Bad News for Outlaws, Good News for Readers

Since February is Black History Month, I thought I'd give a shout-out to author Vaunda Micheaux Nelson, who just won the Coretta Scott King Award for her book, Bad News for Outlaws: The Remarkable Life of Bass Reeves, Deputy U.S. Marshal.

Reeves, born a slave in 1838, fled to Indian Territory in the 1860's and lived among several Native American tribes. In time he married and raised a large family, supporting them as a farmer before being recruited as the first African-American deputy U.S. Marshal west of the Mississippi. During his 32-year career, he apprehended more than 3,000 felons. Many were notorious, dangerous outlaws, but Reeves was not only a crack shot, but a smart and wily lawman who outwitted his opponents.

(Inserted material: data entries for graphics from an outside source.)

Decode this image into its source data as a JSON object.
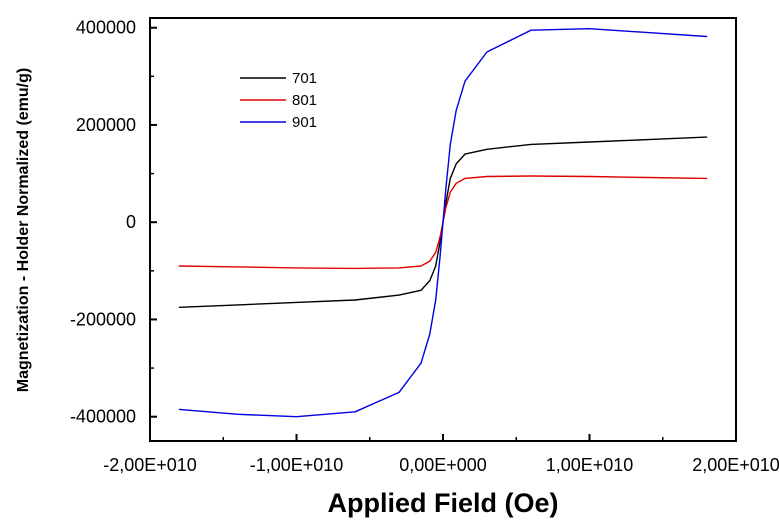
{
  "chart_data": {
    "type": "line",
    "xlabel": "Applied Field (Oe)",
    "ylabel": "Magnetization - Holder Normalized (emu/g)",
    "xlim": [
      -20000000000,
      20000000000
    ],
    "ylim": [
      -450000,
      420000
    ],
    "x_ticks": [
      -20000000000,
      -10000000000,
      0,
      10000000000,
      20000000000
    ],
    "x_tick_labels": [
      "-2,00E+010",
      "-1,00E+010",
      "0,00E+000",
      "1,00E+010",
      "2,00E+010"
    ],
    "y_ticks": [
      -400000,
      -200000,
      0,
      200000,
      400000
    ],
    "y_tick_labels": [
      "-400000",
      "-200000",
      "0",
      "200000",
      "400000"
    ],
    "legend_position": "top-left",
    "series": [
      {
        "name": "701",
        "color": "#000000",
        "x": [
          -18000000000,
          -14000000000,
          -10000000000,
          -6000000000,
          -3000000000,
          -1500000000,
          -900000000,
          -500000000,
          -200000000,
          0,
          200000000,
          500000000,
          900000000,
          1500000000,
          3000000000,
          6000000000,
          10000000000,
          14000000000,
          18000000000
        ],
        "values": [
          -175000,
          -170000,
          -165000,
          -160000,
          -150000,
          -140000,
          -120000,
          -90000,
          -40000,
          0,
          40000,
          90000,
          120000,
          140000,
          150000,
          160000,
          165000,
          170000,
          175000
        ]
      },
      {
        "name": "801",
        "color": "#e00000",
        "x": [
          -18000000000,
          -14000000000,
          -10000000000,
          -6000000000,
          -3000000000,
          -1500000000,
          -900000000,
          -500000000,
          -200000000,
          0,
          200000000,
          500000000,
          900000000,
          1500000000,
          3000000000,
          6000000000,
          10000000000,
          14000000000,
          18000000000
        ],
        "values": [
          -90000,
          -92000,
          -94000,
          -95000,
          -94000,
          -90000,
          -80000,
          -62000,
          -30000,
          0,
          30000,
          62000,
          80000,
          90000,
          94000,
          95000,
          94000,
          92000,
          90000
        ]
      },
      {
        "name": "901",
        "color": "#0000e0",
        "x": [
          -18000000000,
          -14000000000,
          -10000000000,
          -6000000000,
          -3000000000,
          -1500000000,
          -900000000,
          -500000000,
          -200000000,
          0,
          200000000,
          500000000,
          900000000,
          1500000000,
          3000000000,
          6000000000,
          10000000000,
          14000000000,
          18000000000
        ],
        "values": [
          -385000,
          -395000,
          -400000,
          -390000,
          -350000,
          -290000,
          -230000,
          -160000,
          -70000,
          0,
          70000,
          160000,
          230000,
          290000,
          350000,
          395000,
          398000,
          390000,
          382000
        ]
      }
    ]
  }
}
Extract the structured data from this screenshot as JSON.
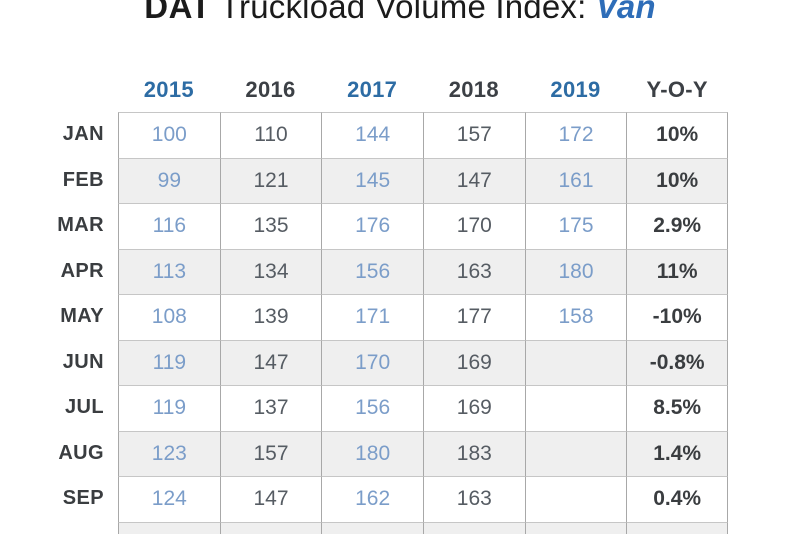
{
  "title": {
    "brand": "DAT",
    "rest": " Truckload Volume Index: ",
    "highlight": "Van"
  },
  "table": {
    "columns": [
      {
        "label": "2015",
        "accent": true
      },
      {
        "label": "2016",
        "accent": false
      },
      {
        "label": "2017",
        "accent": true
      },
      {
        "label": "2018",
        "accent": false
      },
      {
        "label": "2019",
        "accent": true
      },
      {
        "label": "Y-O-Y",
        "accent": false
      }
    ],
    "rows": [
      {
        "month": "JAN",
        "values": [
          "100",
          "110",
          "144",
          "157",
          "172"
        ],
        "yoy": "10%"
      },
      {
        "month": "FEB",
        "values": [
          "99",
          "121",
          "145",
          "147",
          "161"
        ],
        "yoy": "10%"
      },
      {
        "month": "MAR",
        "values": [
          "116",
          "135",
          "176",
          "170",
          "175"
        ],
        "yoy": "2.9%"
      },
      {
        "month": "APR",
        "values": [
          "113",
          "134",
          "156",
          "163",
          "180"
        ],
        "yoy": "11%"
      },
      {
        "month": "MAY",
        "values": [
          "108",
          "139",
          "171",
          "177",
          "158"
        ],
        "yoy": "-10%"
      },
      {
        "month": "JUN",
        "values": [
          "119",
          "147",
          "170",
          "169",
          ""
        ],
        "yoy": "-0.8%"
      },
      {
        "month": "JUL",
        "values": [
          "119",
          "137",
          "156",
          "169",
          ""
        ],
        "yoy": "8.5%"
      },
      {
        "month": "AUG",
        "values": [
          "123",
          "157",
          "180",
          "183",
          ""
        ],
        "yoy": "1.4%"
      },
      {
        "month": "SEP",
        "values": [
          "124",
          "147",
          "162",
          "163",
          ""
        ],
        "yoy": "0.4%"
      }
    ]
  },
  "chart_data": {
    "type": "table",
    "title": "DAT Truckload Volume Index: Van",
    "categories": [
      "JAN",
      "FEB",
      "MAR",
      "APR",
      "MAY",
      "JUN",
      "JUL",
      "AUG",
      "SEP"
    ],
    "series": [
      {
        "name": "2015",
        "values": [
          100,
          99,
          116,
          113,
          108,
          119,
          119,
          123,
          124
        ]
      },
      {
        "name": "2016",
        "values": [
          110,
          121,
          135,
          134,
          139,
          147,
          137,
          157,
          147
        ]
      },
      {
        "name": "2017",
        "values": [
          144,
          145,
          176,
          156,
          171,
          170,
          156,
          180,
          162
        ]
      },
      {
        "name": "2018",
        "values": [
          157,
          147,
          170,
          163,
          177,
          169,
          169,
          183,
          163
        ]
      },
      {
        "name": "2019",
        "values": [
          172,
          161,
          175,
          180,
          158,
          null,
          null,
          null,
          null
        ]
      },
      {
        "name": "Y-O-Y",
        "values": [
          "10%",
          "10%",
          "2.9%",
          "11%",
          "-10%",
          "-0.8%",
          "8.5%",
          "1.4%",
          "0.4%"
        ]
      }
    ]
  },
  "colors": {
    "title_text": "#1b1b1b",
    "van_blue": "#2e6db8",
    "accent_header": "#2d6ca4",
    "accent_data": "#7b9dc9",
    "neutral_header": "#3c4045",
    "neutral_data": "#565c63",
    "strong_text": "#3a3d40",
    "stripe": "#efefef",
    "border_v": "#a8a8a8",
    "border_h": "#c6c6c6"
  }
}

I'd never heard of Bass Reeves, and it's always interesting to read about someone new. But what especially delighted me about this picture book biography was Nelson's playful use of language. The text is peppered with juicy colloquialisms that add a marvelous flavor to the story and bring the late 19th-century Indian Territory to life. Here's a sample:

"Jim Webb's luck was running muddy when Bass Reeves rode into town. Webb had stayed one jump ahead of the lawman for two years. He wasn't about to be caught now. Packing both rifle and revolver, the desperado leaped out a window of Bywaters' store. He made a break for his horse, but Reeves cut him off.

"Bass hollered from the saddle of his stallion, warning Webb to give up.

"The outlaw bolted.

"Bass shook his head. He hated bloodshed, but Webb might need killing. As a deputy U.S. marshal, it was Bass's job to bring Webb in. Alive or dead."

The most moving spread in the book, illustrated with great painterly style by R. Gregory Christie, shows Reeves at one of the most tragic moments of his life--when he had to arrest his own son for murder. Note the back cover, too, where Christie paints Reeves from a low angle, so that we're looking up at him. The image shows this legendary lawman standing tall and makes him look larger than life.

Hooray for Vaunda Micheaux Nelson for bringing this lesser-known African-American figure to our attention with such intelligence and wit. Kids will love the action and adventure of this well-told story, which like all books about Black History should be enjoyed not just during February, but all year round.

Here's an interview with Nelson from 2009 that was posted on The Brown Bookshelf:
What books about African Americans are you reading?


Becky Levine said...

This looks wonderful. Going on my to-read list. :)

Karen Romano Young said...

I'm dying to read this book now. Thanks for posting about it. And isn't the cover terrific?